GWR commences trial of innovative fast-charge battery train

Great Western Railway’s innovative fast-charge battery trial officially commenced today (Monday 18 March).

Over the past two weeks, specialist GWR engineers have successfully tested the compatibility of the fast-charge technology with the Class 230 battery train on the Greenford branch line.

The industry-leading trial will now start in earnest and it is hoped the technology could one day see battery-powered trains in operation across the UK’s approximately 2,000 miles of 80-plus branch lines.

The fast-charge technology solves the problem of delivering reliable, battery-only trains and is designed to help meet the Government and wider rail industry’s target to reach net-zero carbon emissions by 2050.

GWR Managing Director Mark Hopwood, pictured, said:

“We want GWR to be at the forefront of the railway’s commitment to phase out diesel-only traction by 2040 and this demonstrates that we put our customers at the heart of everything we do.

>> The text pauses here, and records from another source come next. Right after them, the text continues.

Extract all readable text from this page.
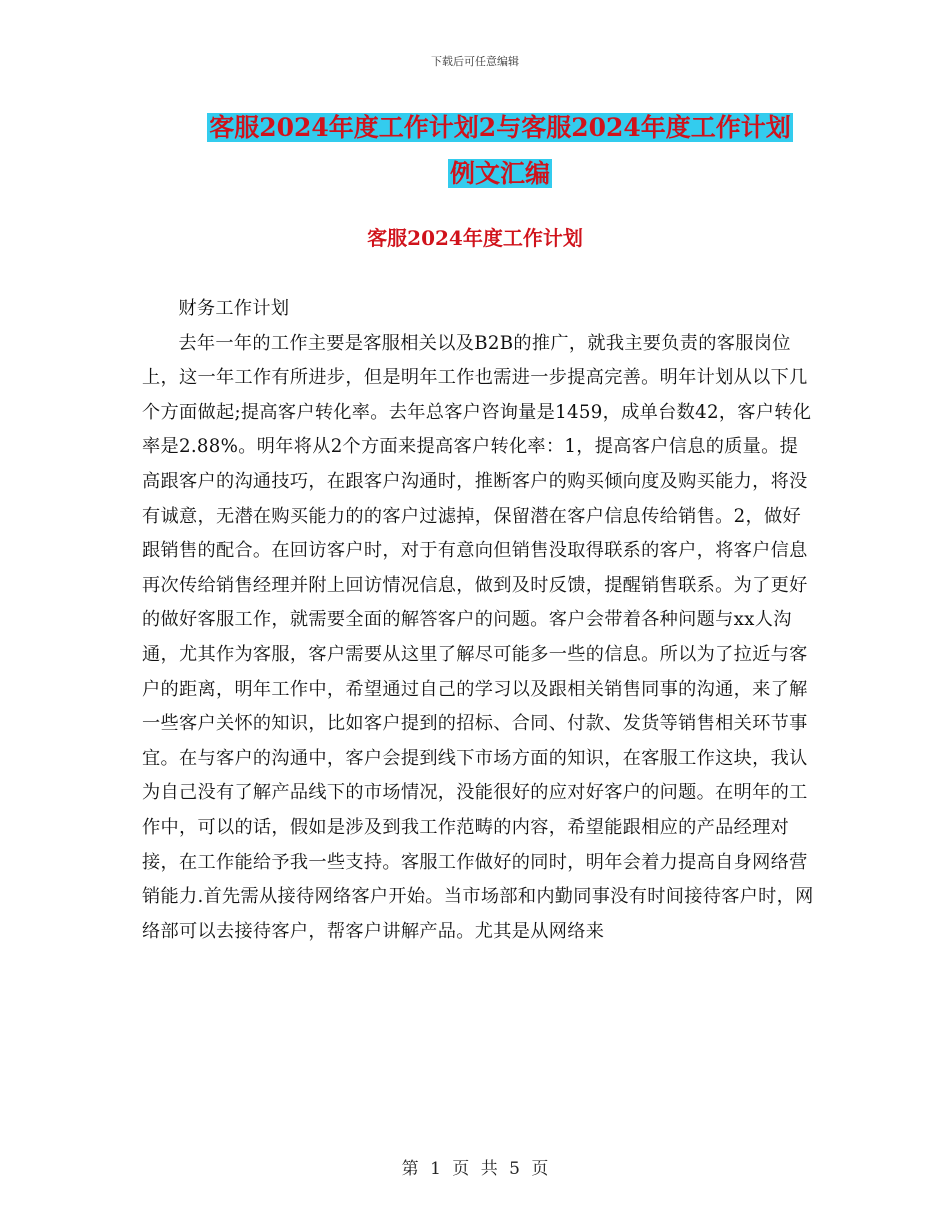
下载后可任意编辑
客服2024年度工作计划2与客服2024年度工作计划
例文汇编
客服2024年度工作计划

财务工作计划

去年一年的工作主要是客服相关以及B2B的推广，就我主要负责的客服岗位上，这一年工作有所进步，但是明年工作也需进一步提高完善。明年计划从以下几个方面做起;提高客户转化率。去年总客户咨询量是1459，成单台数42，客户转化率是2.88%。明年将从2个方面来提高客户转化率：1，提高客户信息的质量。提高跟客户的沟通技巧，在跟客户沟通时，推断客户的购买倾向度及购买能力，将没有诚意，无潜在购买能力的的客户过滤掉，保留潜在客户信息传给销售。2，做好跟销售的配合。在回访客户时，对于有意向但销售没取得联系的客户，将客户信息再次传给销售经理并附上回访情况信息，做到及时反馈，提醒销售联系。为了更好的做好客服工作，就需要全面的解答客户的问题。客户会带着各种问题与xx人沟通，尤其作为客服，客户需要从这里了解尽可能多一些的信息。所以为了拉近与客户的距离，明年工作中，希望通过自己的学习以及跟相关销售同事的沟通，来了解一些客户关怀的知识，比如客户提到的招标、合同、付款、发货等销售相关环节事宜。在与客户的沟通中，客户会提到线下市场方面的知识，在客服工作这块，我认为自己没有了解产品线下的市场情况，没能很好的应对好客户的问题。在明年的工作中，可以的话，假如是涉及到我工作范畴的内容，希望能跟相应的产品经理对接，在工作能给予我一些支持。客服工作做好的同时，明年会着力提高自身网络营销能力.首先需从接待网络客户开始。当市场部和内勤同事没有时间接待客户时，网络部可以去接待客户，帮客户讲解产品。尤其是从网络来

第 1 页 共 5 页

“This is why we took on the challenge and are taking an industry-leading approach in not only battery train operation, but the development of the fast-charge system.

“It’s important to remember this work has never done before. It’s designed to test the capability and viability of the fast-charge technology – and demonstrates Great Western Railway taking a bold and broad approach towards replacing diesel-only trains with greener units.”

Rail Minister Huw Merriman said:

“We’re ambitious about making the railways even more sustainable and this trial, backed by Government funding, could pave the way for greener journeys for millions of passengers across the network.

“Rail is already the most environmentally friendly form of public transport and battery-powered technology will play an important role in further decarbonising it, helping us reach our net-zero target by 2050.”

Network Rail Industry Programme Director for the Thames Valley, Jo Grew, pictured, said:

“I’m so excited to see this trial come to life, and it shows the true hard work and collaboration that has taken place between GWR, the Department for Transport and Network Rail. This is a crucial technology that if successful could pave the way for deploying across branch lines around the country, enabling the rail industry to hit our decarbonisation targets.”

The use of batteries for extended operation has typically been constrained by their range and meant widespread implementation has, until now, not been possible. It also negates the need for overhead electric lines which are expensive, time consuming to install and impact the landscape.

At West Ealing, the train will charge for just 3 ½ minutes before restarting its journey on the Greenford branch line.

GWR has already carried out simulations on other branch lines in the Thames Valley to explore how it could be rolled out even further in the future. This could reduce GWR emissions alone by over 1,700 tons of CO2e per year.


In February 2022, GWR signed a deal with Vivarail to trial new battery-charging technology designed to support the wider introduction of battery-powered trains on the UK’s rail network.

After Vivarail entered administration in December 2022, GWR agreed contracts to buy intellectual property, rolling stock and equipment relating to the FastCharge technology.

The battery train will run in non-passenger service alongside scheduled passenger services.